Before I left the restaurant, I used that pen, and a napkin, to write a poem commemorating the quarter of a century that encapsulated my life. The name of the poem was "A Quarter Passed". Not my best work, not poet laureate worthy, a little cringe worthy to tell the truth, but honest and genuine, which is the best any art can strive to be.

This year, as another quarter of a century has passed, I originally planned to go back to Nashville for the day, though sadly, neither Jimmy Buffett or Rotier’s are with us anymore. Rotier’s was shuttered, and then torn down after 75 years in 2021, and Jimmy died two years later at the age of 76 — the symmetry between their demise and  the fact that another quarter would pass for me to reach the same age, isn’t missed by me. As much as both realities make me sad, such is the journey of life, and I think there’s a lesson in that. It’s time to leave your heroes and memories behind and take up their mantle in your own way. To borrow from Paul in 1 Corinthians, “When I was a child, I talked like a child, I thought like a child, I reasoned like a child. When I became a man, I put the ways of childhood behind me.” To borrow a line from Jimmy from “Love in the Library”, “write your own ending and hope it comes true.” I have. I will. And I might even pen another poem.
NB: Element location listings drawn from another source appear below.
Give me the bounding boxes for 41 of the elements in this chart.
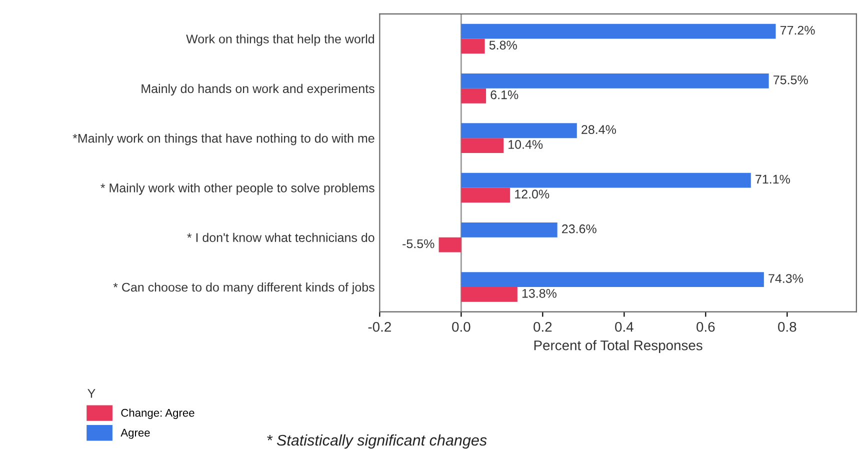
bar	[438, 237, 462, 252]
legend-label: Change: Agree	[121, 408, 194, 419]
bar	[461, 123, 577, 138]
data-label: -5.5%	[402, 239, 434, 248]
bar	[461, 272, 764, 288]
y-tick-label: * Mainly work with other people to solve problems	[100, 183, 374, 195]
data-label: 23.6%	[562, 224, 596, 234]
data-label: 28.4%	[582, 125, 616, 134]
bar	[461, 222, 558, 238]
data-label: 13.8%	[522, 288, 556, 298]
data-label: 71.1%	[756, 174, 790, 184]
y-tick-label: Work on things that help the world	[186, 34, 374, 46]
x-tick-label: 0.4	[615, 322, 634, 332]
bar	[461, 188, 510, 203]
y-tick-label: * I don't know what technicians do	[187, 232, 374, 242]
y-tick-label: Mainly do hands on work and experiments	[142, 84, 374, 96]
data-label: 77.2%	[780, 26, 815, 35]
x-tick-label: 0.2	[534, 322, 552, 332]
x-tick-label: 0.8	[778, 322, 796, 332]
bar	[461, 172, 751, 188]
y-tick-label: *Mainly work on things that have nothing to do with me	[72, 134, 374, 146]
legend-title: Y	[88, 389, 96, 398]
legend-label: Agree	[120, 428, 150, 439]
x-tick-label: 0.6	[696, 322, 715, 332]
text: * Statistically significant changes	[267, 434, 487, 449]
data-label: 12.0%	[515, 190, 550, 199]
data-label: 74.3%	[768, 274, 803, 283]
x-tick-label: 0.0	[452, 322, 470, 332]
x-tick-label: -0.2	[368, 322, 391, 332]
bar	[461, 24, 776, 39]
y-tick-label: * Can choose to do many different kinds of jobs	[113, 282, 374, 294]
data-label: 10.4%	[508, 140, 543, 149]
data-label: 6.1%	[490, 90, 518, 100]
bar	[461, 287, 518, 302]
bar	[461, 74, 769, 88]
data-label: 75.5%	[774, 76, 808, 84]
bar	[461, 88, 486, 104]
bar	[461, 38, 485, 54]
data-label: 5.8%	[489, 40, 517, 50]
x-axis-title: Percent of Total Responses	[534, 340, 702, 354]
bar	[461, 138, 504, 153]
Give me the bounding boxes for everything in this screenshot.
Instead of spending the day in Nashville, I've decided to spend the day in my hometown, sitting in the front window table of the coffee shop I've come to love, staring out over the downtown of my hometown that I have, and will always, love. With it being 50 I had planned so many big things originally, but the more I sat and thought about it, this seemed more meaningful now. One of the blessings that has come with age is less and less do things like ego, ambition and FOMO get in the way. You learn who you really are, not who you want to be, who others want you to be, who you are expected to be, but just who you are and you learn to be ok with that. More than ok, you learn to celebrate who you are, so Happy Birthday to me, and let me sum it all up with lyrics from another hero -- Todd Snider, the "Mayor of East Nashville", who died just a few weeks ago -- it's too late to die young now.